Expresionismo abstracto, foto realismo, son algunos de los caminos que ha ido recorrido Celmins, desde que empezara a hacer fotografías del desierto o del mar para trasladar esos paisajes al lienzo, a unos cuadros basados en la realidad pero transmutados en paisajes abstractos que dejan una sensación de melancolía en el ambiente.


Unos motivos que en cierta manera recuperará unos años más tarde, en la serie de pinturas en las que reproduce cielos estrellados o telas de araña. “Los cielos nocturnos surgieron del lápiz, de apretar el lápiz tan fuerte y enamorarme de esa negrura”, según la cita de la artista que recoge Antonio Muñoz Molina en el artículo La pizarra del cielo, publicado en el periódico El País el 15 de mayo de 2010.

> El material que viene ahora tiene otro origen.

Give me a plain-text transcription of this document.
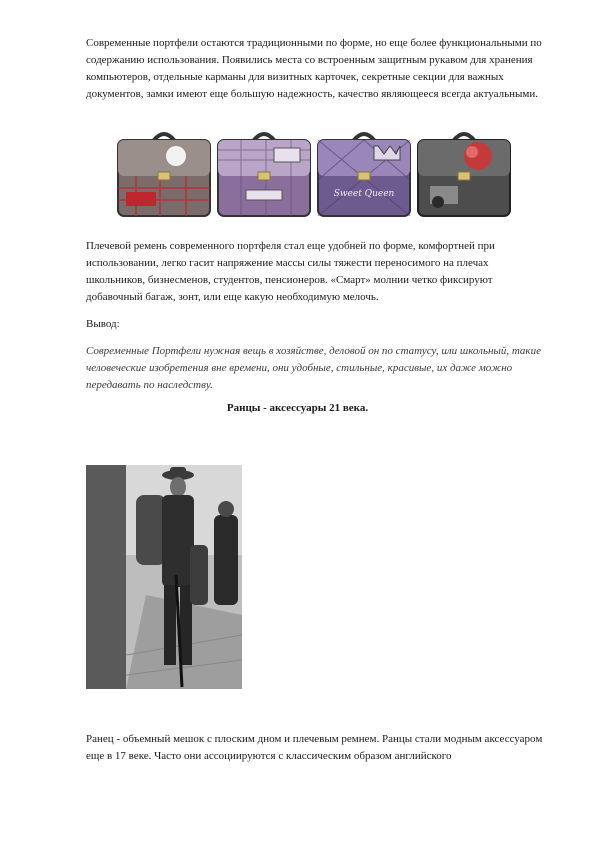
Современные портфели остаются традиционными по форме, но еще более функциональными по содержанию использования. Появились места со встроенным защитным рукавом для хранения компьютеров, отдельные карманы для визитных карточек, секретные секции для важных документов, замки имеют еще большую надежность, качество являющееся всегда актуальными.

Sweet Queen

Плечевой ремень современного портфеля стал еще удобней по форме, комфортней при использовании, легко гасит напряжение массы силы тяжести переносимого на плечах школьников, бизнесменов, студентов, пенсионеров. «Смарт» молнии четко фиксируют добавочный багаж, зонт, или еще какую необходимую мелочь.

Вывод:

Современные Портфели нужная вещь в хозяйстве, деловой он по статусу, или школьный, такие человеческие изобретения вне времени, они удобные, стильные, красивые, их даже можно передавать по наследству.

Ранцы - аксессуары 21 века.

Ранец - объемный мешок с плоским дном и плечевым ремнем. Ранцы стали модным аксессуаром еще в 17 веке. Часто они ассоциируются с классическим образом английского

Reminiscencia de su infancia escolar, son las pequeñas pizarras en las que había que escribir con un pizarrín, antes de que se extendieran los cuadernos de papel, y que utiliza como soportes para un tipo de obras en las que son objetos cotidianos los que cobran protagonismo: huevos sobre una plancha, una mano anónima que dispara un revólver.

Una obra en la que en muchas ocasiones, la paleta de color es restringida, limitada a blancos, negros, grises, para conformar unas obras en las que no existe un punto central de referencia y sin profundidad. Unas obras que recorren un camino que se inicia en sus vivencias de infancia y que llegan hasta su comunión con el cosmos.